Cardozo concede a familiares de desaparecidos acesso irrestrito a documentos da ditadura militar
O ministro da Justiça, José Eduardo Cardozo, concedeu a um grupo de familiares de desaparecidos políticos acesso irrestrito aos documentos produzidos pela ditadura militar e que hoje estão guardados no Arquivo Nacional. Esta é a primeira vez que o governo libera consulta livre de terceiros aos registros da repressão. Até então as buscas estavam restritas a familiares de cada um dos mortos ou desaparecidos. A liberação dos papéis deve subsidiar a atuação do grupo na Comissão da Verdade, que deve ser criada ainda este ano pelo Congresso Nacional. [antes da criação da 'comissão da meia verdade', que dificilmente ocorrerá, já estão escalando os palhaços que a integrarão - mas, se o circo não for montado como os saltimbancos irão atuar? ou mesmo se esconder? esperamos para breve a nomeação de alguns caça ossos]
- Nós solicitamos ao ministro porque não tínhamos acesso para pesquisa do acervo que esta lá, seja da Abin ou dos outros órgãos. Cada um só podia acessar os seus dados e do seu familiar. Sem poder pesquisar. Foi uma conquista muito especial para nós - disse Suzana Lisbôa, uma das integrantes do grupo que fez o pedido ao ministro.
Em pouco tempo, Cardozo autorizou o acesso com o argumento de que "os requerentes representam grupos de perseguidos políticos do regime militar, bem como familiares de mortos e desaparecidos por agentes do Estado".
Cardozo sustenta ainda que integrantes da comissão "buscam identificar registros documentais que serviam como elementos de prova e informação para subsidiar defesa de direitos e que viabilizem a identificação de agentes públicos que tenham sido mandantes ou autores de atos lesivos aos direitos humanos". Pela portaria do ministro, terão acesso irrestrito aos arquivos, além de Suzana Lisbôa, Iara Xavier, Edson Luiz de Almeida, Criméia Alice Schimidt, entre outros familiares.
- O acesso a esses documentos é muito importante. Pelo acúmulo de informações que temos, um detalhe qualquer, que parece desinteressante para outra pessoa, pode nos ajudar a montar um quebra-cabeça - disse Iara Xavier.

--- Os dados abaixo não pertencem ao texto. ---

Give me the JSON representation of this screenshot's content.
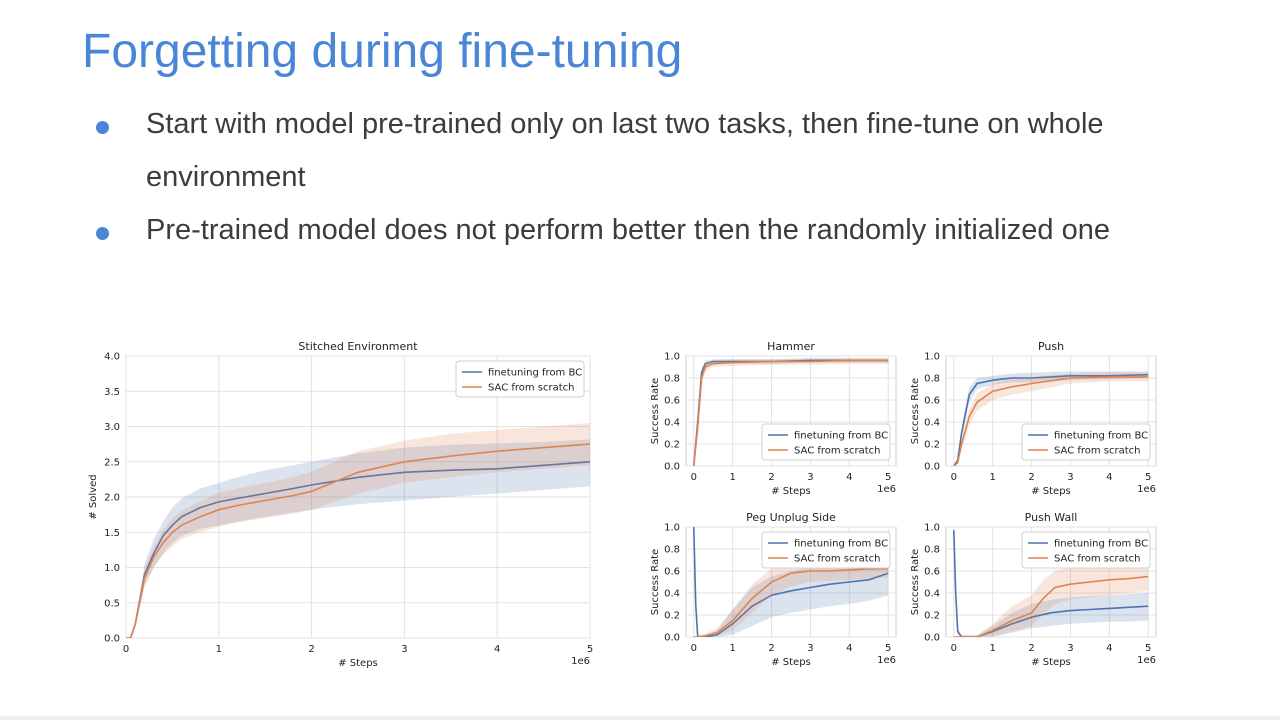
{
  "slide": {
    "title": "Forgetting during fine-tuning",
    "bullets": [
      "Start with model pre-trained only on last two tasks, then fine-tune on whole environment",
      "Pre-trained model does not perform better then the randomly initialized one"
    ]
  },
  "colors": {
    "accent": "#4a86d6",
    "series_bc": "#4c72b0",
    "series_sac": "#dd8452"
  },
  "chart_data": [
    {
      "id": "stitched",
      "type": "line",
      "title": "Stitched Environment",
      "xlabel": "# Steps",
      "ylabel": "# Solved",
      "x_offset_label": "1e6",
      "xlim": [
        0,
        5
      ],
      "ylim": [
        0,
        4
      ],
      "xticks": [
        0,
        1,
        2,
        3,
        4,
        5
      ],
      "yticks": [
        0.0,
        0.5,
        1.0,
        1.5,
        2.0,
        2.5,
        3.0,
        3.5,
        4.0
      ],
      "legend_loc": "top-right",
      "series": [
        {
          "name": "finetuning from BC",
          "color": "#4c72b0",
          "x": [
            0,
            0.05,
            0.1,
            0.2,
            0.3,
            0.4,
            0.5,
            0.6,
            0.8,
            1.0,
            1.2,
            1.5,
            1.8,
            2.0,
            2.5,
            3.0,
            3.5,
            4.0,
            4.5,
            5.0
          ],
          "y": [
            0,
            0.0,
            0.2,
            0.9,
            1.2,
            1.45,
            1.6,
            1.72,
            1.85,
            1.93,
            1.98,
            2.05,
            2.12,
            2.17,
            2.28,
            2.35,
            2.38,
            2.4,
            2.45,
            2.5
          ],
          "lower": [
            0,
            0.0,
            0.15,
            0.75,
            1.0,
            1.2,
            1.35,
            1.45,
            1.55,
            1.6,
            1.65,
            1.72,
            1.78,
            1.82,
            1.9,
            1.95,
            2.0,
            2.05,
            2.1,
            2.15
          ],
          "upper": [
            0,
            0.02,
            0.25,
            1.05,
            1.4,
            1.65,
            1.85,
            1.98,
            2.12,
            2.2,
            2.28,
            2.38,
            2.45,
            2.5,
            2.62,
            2.7,
            2.74,
            2.76,
            2.78,
            2.82
          ]
        },
        {
          "name": "SAC from scratch",
          "color": "#dd8452",
          "x": [
            0,
            0.05,
            0.1,
            0.2,
            0.3,
            0.4,
            0.5,
            0.6,
            0.8,
            1.0,
            1.2,
            1.5,
            1.8,
            2.0,
            2.5,
            3.0,
            3.5,
            4.0,
            4.5,
            5.0
          ],
          "y": [
            0,
            0.0,
            0.2,
            0.85,
            1.15,
            1.35,
            1.5,
            1.6,
            1.72,
            1.82,
            1.88,
            1.95,
            2.02,
            2.08,
            2.35,
            2.5,
            2.58,
            2.65,
            2.7,
            2.75
          ],
          "lower": [
            0,
            0.0,
            0.15,
            0.72,
            1.0,
            1.18,
            1.3,
            1.4,
            1.5,
            1.58,
            1.64,
            1.7,
            1.76,
            1.82,
            2.05,
            2.2,
            2.28,
            2.35,
            2.4,
            2.45
          ],
          "upper": [
            0,
            0.02,
            0.25,
            0.98,
            1.3,
            1.52,
            1.7,
            1.8,
            1.94,
            2.06,
            2.12,
            2.2,
            2.28,
            2.36,
            2.65,
            2.8,
            2.9,
            2.95,
            3.0,
            3.05
          ]
        }
      ]
    },
    {
      "id": "hammer",
      "type": "line",
      "title": "Hammer",
      "xlabel": "# Steps",
      "ylabel": "Success Rate",
      "x_offset_label": "1e6",
      "xlim": [
        -0.2,
        5.2
      ],
      "ylim": [
        0,
        1
      ],
      "xticks": [
        0,
        1,
        2,
        3,
        4,
        5
      ],
      "yticks": [
        0.0,
        0.2,
        0.4,
        0.6,
        0.8,
        1.0
      ],
      "legend_loc": "lower-right",
      "series": [
        {
          "name": "finetuning from BC",
          "color": "#4c72b0",
          "x": [
            0,
            0.1,
            0.2,
            0.3,
            0.5,
            1.0,
            2.0,
            3.0,
            4.0,
            5.0
          ],
          "y": [
            0,
            0.4,
            0.85,
            0.93,
            0.95,
            0.95,
            0.95,
            0.96,
            0.96,
            0.96
          ],
          "lower": [
            0,
            0.35,
            0.8,
            0.9,
            0.93,
            0.93,
            0.93,
            0.94,
            0.94,
            0.94
          ],
          "upper": [
            0,
            0.45,
            0.9,
            0.96,
            0.97,
            0.97,
            0.97,
            0.98,
            0.98,
            0.98
          ]
        },
        {
          "name": "SAC from scratch",
          "color": "#dd8452",
          "x": [
            0,
            0.1,
            0.2,
            0.3,
            0.5,
            1.0,
            2.0,
            3.0,
            4.0,
            5.0
          ],
          "y": [
            0,
            0.35,
            0.8,
            0.9,
            0.93,
            0.94,
            0.95,
            0.95,
            0.96,
            0.96
          ],
          "lower": [
            0,
            0.3,
            0.74,
            0.86,
            0.9,
            0.91,
            0.92,
            0.92,
            0.93,
            0.93
          ],
          "upper": [
            0,
            0.4,
            0.86,
            0.94,
            0.96,
            0.97,
            0.97,
            0.98,
            0.98,
            0.98
          ]
        }
      ]
    },
    {
      "id": "push",
      "type": "line",
      "title": "Push",
      "xlabel": "# Steps",
      "ylabel": "Success Rate",
      "x_offset_label": "1e6",
      "xlim": [
        -0.2,
        5.2
      ],
      "ylim": [
        0,
        1
      ],
      "xticks": [
        0,
        1,
        2,
        3,
        4,
        5
      ],
      "yticks": [
        0.0,
        0.2,
        0.4,
        0.6,
        0.8,
        1.0
      ],
      "legend_loc": "lower-right",
      "series": [
        {
          "name": "finetuning from BC",
          "color": "#4c72b0",
          "x": [
            0,
            0.1,
            0.2,
            0.4,
            0.6,
            1.0,
            1.5,
            2.0,
            3.0,
            4.0,
            5.0
          ],
          "y": [
            0,
            0.05,
            0.3,
            0.65,
            0.75,
            0.78,
            0.8,
            0.8,
            0.82,
            0.82,
            0.83
          ],
          "lower": [
            0,
            0.03,
            0.25,
            0.58,
            0.7,
            0.74,
            0.76,
            0.76,
            0.78,
            0.79,
            0.8
          ],
          "upper": [
            0,
            0.08,
            0.35,
            0.72,
            0.8,
            0.82,
            0.84,
            0.85,
            0.86,
            0.86,
            0.86
          ]
        },
        {
          "name": "SAC from scratch",
          "color": "#dd8452",
          "x": [
            0,
            0.1,
            0.2,
            0.4,
            0.6,
            1.0,
            1.5,
            2.0,
            3.0,
            4.0,
            5.0
          ],
          "y": [
            0,
            0.03,
            0.2,
            0.45,
            0.58,
            0.68,
            0.72,
            0.75,
            0.8,
            0.81,
            0.81
          ],
          "lower": [
            0,
            0.02,
            0.15,
            0.38,
            0.5,
            0.6,
            0.65,
            0.68,
            0.75,
            0.77,
            0.77
          ],
          "upper": [
            0,
            0.05,
            0.26,
            0.52,
            0.66,
            0.75,
            0.79,
            0.81,
            0.84,
            0.85,
            0.85
          ]
        }
      ]
    },
    {
      "id": "peg",
      "type": "line",
      "title": "Peg Unplug Side",
      "xlabel": "# Steps",
      "ylabel": "Success Rate",
      "x_offset_label": "1e6",
      "xlim": [
        -0.2,
        5.2
      ],
      "ylim": [
        0,
        1
      ],
      "xticks": [
        0,
        1,
        2,
        3,
        4,
        5
      ],
      "yticks": [
        0.0,
        0.2,
        0.4,
        0.6,
        0.8,
        1.0
      ],
      "legend_loc": "upper-right",
      "series": [
        {
          "name": "finetuning from BC",
          "color": "#4c72b0",
          "x": [
            0,
            0.05,
            0.1,
            0.3,
            0.6,
            1.0,
            1.5,
            2.0,
            2.5,
            3.0,
            3.5,
            4.0,
            4.5,
            5.0
          ],
          "y": [
            1.0,
            0.3,
            0.0,
            0.0,
            0.02,
            0.12,
            0.28,
            0.38,
            0.42,
            0.45,
            0.48,
            0.5,
            0.52,
            0.58
          ],
          "lower": [
            1.0,
            0.25,
            0.0,
            0.0,
            0.0,
            0.02,
            0.1,
            0.18,
            0.22,
            0.25,
            0.28,
            0.3,
            0.33,
            0.38
          ],
          "upper": [
            1.0,
            0.35,
            0.02,
            0.02,
            0.06,
            0.25,
            0.45,
            0.55,
            0.6,
            0.63,
            0.65,
            0.66,
            0.68,
            0.72
          ]
        },
        {
          "name": "SAC from scratch",
          "color": "#dd8452",
          "x": [
            0,
            0.1,
            0.3,
            0.6,
            1.0,
            1.5,
            2.0,
            2.5,
            3.0,
            3.5,
            4.0,
            4.5,
            5.0
          ],
          "y": [
            0,
            0.0,
            0.01,
            0.04,
            0.15,
            0.35,
            0.5,
            0.58,
            0.6,
            0.6,
            0.61,
            0.62,
            0.62
          ],
          "lower": [
            0,
            0.0,
            0.0,
            0.01,
            0.06,
            0.22,
            0.38,
            0.46,
            0.5,
            0.51,
            0.52,
            0.53,
            0.54
          ],
          "upper": [
            0,
            0.01,
            0.03,
            0.08,
            0.25,
            0.48,
            0.62,
            0.68,
            0.7,
            0.7,
            0.7,
            0.7,
            0.7
          ]
        }
      ]
    },
    {
      "id": "pushwall",
      "type": "line",
      "title": "Push Wall",
      "xlabel": "# Steps",
      "ylabel": "Success Rate",
      "x_offset_label": "1e6",
      "xlim": [
        -0.2,
        5.2
      ],
      "ylim": [
        0,
        1
      ],
      "xticks": [
        0,
        1,
        2,
        3,
        4,
        5
      ],
      "yticks": [
        0.0,
        0.2,
        0.4,
        0.6,
        0.8,
        1.0
      ],
      "legend_loc": "upper-right",
      "series": [
        {
          "name": "finetuning from BC",
          "color": "#4c72b0",
          "x": [
            0,
            0.05,
            0.1,
            0.2,
            0.6,
            1.0,
            1.5,
            2.0,
            2.5,
            3.0,
            3.5,
            4.0,
            4.5,
            5.0
          ],
          "y": [
            0.97,
            0.4,
            0.05,
            0.0,
            0.0,
            0.05,
            0.12,
            0.18,
            0.22,
            0.24,
            0.25,
            0.26,
            0.27,
            0.28
          ],
          "lower": [
            0.97,
            0.35,
            0.03,
            0.0,
            0.0,
            0.0,
            0.04,
            0.08,
            0.1,
            0.12,
            0.13,
            0.14,
            0.14,
            0.15
          ],
          "upper": [
            0.97,
            0.45,
            0.08,
            0.02,
            0.02,
            0.1,
            0.22,
            0.3,
            0.34,
            0.36,
            0.37,
            0.38,
            0.39,
            0.4
          ]
        },
        {
          "name": "SAC from scratch",
          "color": "#dd8452",
          "x": [
            0,
            0.1,
            0.6,
            1.0,
            1.5,
            2.0,
            2.3,
            2.6,
            3.0,
            3.5,
            4.0,
            4.5,
            5.0
          ],
          "y": [
            0,
            0.0,
            0.0,
            0.06,
            0.15,
            0.22,
            0.35,
            0.45,
            0.48,
            0.5,
            0.52,
            0.53,
            0.55
          ],
          "lower": [
            0,
            0.0,
            0.0,
            0.01,
            0.05,
            0.1,
            0.2,
            0.3,
            0.34,
            0.36,
            0.38,
            0.4,
            0.42
          ],
          "upper": [
            0,
            0.01,
            0.01,
            0.12,
            0.28,
            0.38,
            0.52,
            0.6,
            0.63,
            0.64,
            0.65,
            0.66,
            0.68
          ]
        }
      ]
    }
  ]
}
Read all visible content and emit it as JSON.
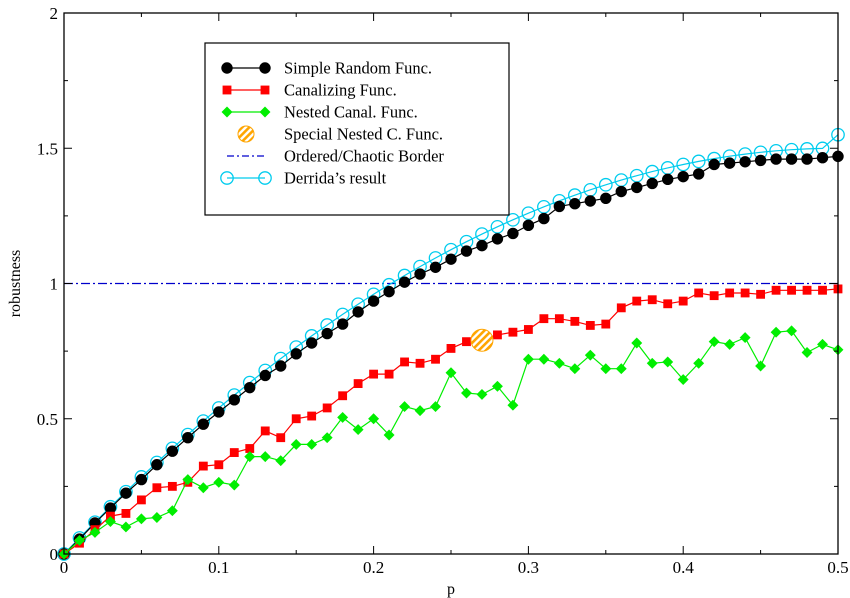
{
  "chart_data": {
    "type": "line",
    "title": "",
    "xlabel": "p",
    "ylabel": "robustness",
    "xlim": [
      0,
      0.5
    ],
    "ylim": [
      0,
      2
    ],
    "grid": false,
    "legend_position": "top-left",
    "x_ticks": [
      0,
      0.1,
      0.2,
      0.3,
      0.4,
      0.5
    ],
    "x_tick_labels": [
      "0",
      "0.1",
      "0.2",
      "0.3",
      "0.4",
      "0.5"
    ],
    "y_ticks": [
      0,
      0.5,
      1,
      1.5,
      2
    ],
    "y_tick_labels": [
      "0",
      "0.5",
      "1",
      "1.5",
      "2"
    ],
    "series": [
      {
        "name": "Simple Random Func.",
        "marker": "filled-circle",
        "color": "#000000",
        "x": [
          0,
          0.01,
          0.02,
          0.03,
          0.04,
          0.05,
          0.06,
          0.07,
          0.08,
          0.09,
          0.1,
          0.11,
          0.12,
          0.13,
          0.14,
          0.15,
          0.16,
          0.17,
          0.18,
          0.19,
          0.2,
          0.21,
          0.22,
          0.23,
          0.24,
          0.25,
          0.26,
          0.27,
          0.28,
          0.29,
          0.3,
          0.31,
          0.32,
          0.33,
          0.34,
          0.35,
          0.36,
          0.37,
          0.38,
          0.39,
          0.4,
          0.41,
          0.42,
          0.43,
          0.44,
          0.45,
          0.46,
          0.47,
          0.48,
          0.49,
          0.5
        ],
        "y": [
          0,
          0.055,
          0.115,
          0.17,
          0.225,
          0.275,
          0.33,
          0.38,
          0.43,
          0.48,
          0.525,
          0.57,
          0.615,
          0.66,
          0.695,
          0.74,
          0.78,
          0.815,
          0.85,
          0.895,
          0.935,
          0.97,
          1.005,
          1.035,
          1.06,
          1.09,
          1.12,
          1.14,
          1.165,
          1.185,
          1.215,
          1.24,
          1.285,
          1.295,
          1.305,
          1.315,
          1.34,
          1.355,
          1.37,
          1.385,
          1.395,
          1.405,
          1.44,
          1.445,
          1.45,
          1.455,
          1.46,
          1.46,
          1.46,
          1.465,
          1.47
        ]
      },
      {
        "name": "Canalizing Func.",
        "marker": "filled-square",
        "color": "#ff0000",
        "x": [
          0,
          0.01,
          0.02,
          0.03,
          0.04,
          0.05,
          0.06,
          0.07,
          0.08,
          0.09,
          0.1,
          0.11,
          0.12,
          0.13,
          0.14,
          0.15,
          0.16,
          0.17,
          0.18,
          0.19,
          0.2,
          0.21,
          0.22,
          0.23,
          0.24,
          0.25,
          0.26,
          0.27,
          0.28,
          0.29,
          0.3,
          0.31,
          0.32,
          0.33,
          0.34,
          0.35,
          0.36,
          0.37,
          0.38,
          0.39,
          0.4,
          0.41,
          0.42,
          0.43,
          0.44,
          0.45,
          0.46,
          0.47,
          0.48,
          0.49,
          0.5
        ],
        "y": [
          0,
          0.04,
          0.09,
          0.14,
          0.15,
          0.2,
          0.245,
          0.25,
          0.265,
          0.325,
          0.33,
          0.375,
          0.39,
          0.455,
          0.43,
          0.5,
          0.51,
          0.54,
          0.585,
          0.63,
          0.665,
          0.665,
          0.71,
          0.705,
          0.72,
          0.76,
          0.785,
          0.795,
          0.81,
          0.82,
          0.83,
          0.87,
          0.87,
          0.86,
          0.845,
          0.85,
          0.91,
          0.935,
          0.94,
          0.925,
          0.935,
          0.965,
          0.955,
          0.965,
          0.965,
          0.96,
          0.975,
          0.975,
          0.975,
          0.975,
          0.98
        ]
      },
      {
        "name": "Nested Canal. Func.",
        "marker": "filled-diamond",
        "color": "#00ee00",
        "x": [
          0,
          0.01,
          0.02,
          0.03,
          0.04,
          0.05,
          0.06,
          0.07,
          0.08,
          0.09,
          0.1,
          0.11,
          0.12,
          0.13,
          0.14,
          0.15,
          0.16,
          0.17,
          0.18,
          0.19,
          0.2,
          0.21,
          0.22,
          0.23,
          0.24,
          0.25,
          0.26,
          0.27,
          0.28,
          0.29,
          0.3,
          0.31,
          0.32,
          0.33,
          0.34,
          0.35,
          0.36,
          0.37,
          0.38,
          0.39,
          0.4,
          0.41,
          0.42,
          0.43,
          0.44,
          0.45,
          0.46,
          0.47,
          0.48,
          0.49,
          0.5
        ],
        "y": [
          0,
          0.05,
          0.08,
          0.12,
          0.1,
          0.13,
          0.135,
          0.16,
          0.275,
          0.245,
          0.265,
          0.255,
          0.36,
          0.36,
          0.345,
          0.405,
          0.405,
          0.43,
          0.505,
          0.46,
          0.5,
          0.44,
          0.545,
          0.53,
          0.545,
          0.67,
          0.595,
          0.59,
          0.62,
          0.55,
          0.72,
          0.72,
          0.705,
          0.685,
          0.735,
          0.685,
          0.685,
          0.78,
          0.705,
          0.71,
          0.645,
          0.705,
          0.785,
          0.775,
          0.8,
          0.695,
          0.82,
          0.825,
          0.745,
          0.775,
          0.755
        ]
      },
      {
        "name": "Special Nested C. Func.",
        "marker": "hatched-circle",
        "color": "#ffa500",
        "x": [
          0.27
        ],
        "y": [
          0.79
        ]
      },
      {
        "name": "Ordered/Chaotic Border",
        "marker": "none",
        "line_style": "dash-dot",
        "color": "#0000cc",
        "x": [
          0,
          0.5
        ],
        "y": [
          1,
          1
        ]
      },
      {
        "name": "Derrida’s result",
        "marker": "open-circle",
        "color": "#00ccee",
        "x": [
          0,
          0.01,
          0.02,
          0.03,
          0.04,
          0.05,
          0.06,
          0.07,
          0.08,
          0.09,
          0.1,
          0.11,
          0.12,
          0.13,
          0.14,
          0.15,
          0.16,
          0.17,
          0.18,
          0.19,
          0.2,
          0.21,
          0.22,
          0.23,
          0.24,
          0.25,
          0.26,
          0.27,
          0.28,
          0.29,
          0.3,
          0.31,
          0.32,
          0.33,
          0.34,
          0.35,
          0.36,
          0.37,
          0.38,
          0.39,
          0.4,
          0.41,
          0.42,
          0.43,
          0.44,
          0.45,
          0.46,
          0.47,
          0.48,
          0.49,
          0.5
        ],
        "y": [
          0,
          0.0594,
          0.1176,
          0.1746,
          0.2304,
          0.285,
          0.3384,
          0.3906,
          0.4416,
          0.4914,
          0.54,
          0.5874,
          0.6336,
          0.6786,
          0.7224,
          0.765,
          0.8064,
          0.8466,
          0.8856,
          0.9234,
          0.96,
          0.9954,
          1.0296,
          1.0626,
          1.0944,
          1.125,
          1.1544,
          1.1826,
          1.2096,
          1.2354,
          1.26,
          1.2834,
          1.3056,
          1.3266,
          1.3464,
          1.365,
          1.3824,
          1.3986,
          1.4136,
          1.4274,
          1.44,
          1.4514,
          1.4616,
          1.4706,
          1.4784,
          1.485,
          1.4904,
          1.4946,
          1.4976,
          1.4994,
          1.55
        ]
      }
    ]
  }
}
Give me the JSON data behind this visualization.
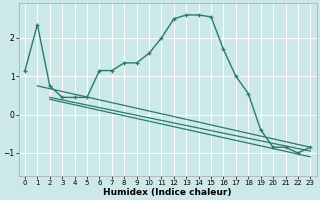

O grupo deve se reunir nos próximos dias para traçar uma estratégia de busca e análise dos documentos. A ideia inicial é estabelecer objetivos comuns e, depois, dividir tarefas. Só este ano, o Arquivo Nacional abriu a consulta de mais de 50 mil documentos fornecidos recentemente pela Aeronáutica. Os papéis, com registros da força desde o final dos anos 50, foram abertos à consulta. Mas só familiares das pessoas citadas tiveram liberdade para manusear os documentos. A pilha de documentos do extinto SNI (Serviço Nacional de Informações ) é ainda mais abrangente.
- Queremos acesso a todos os documentos - disse Iara.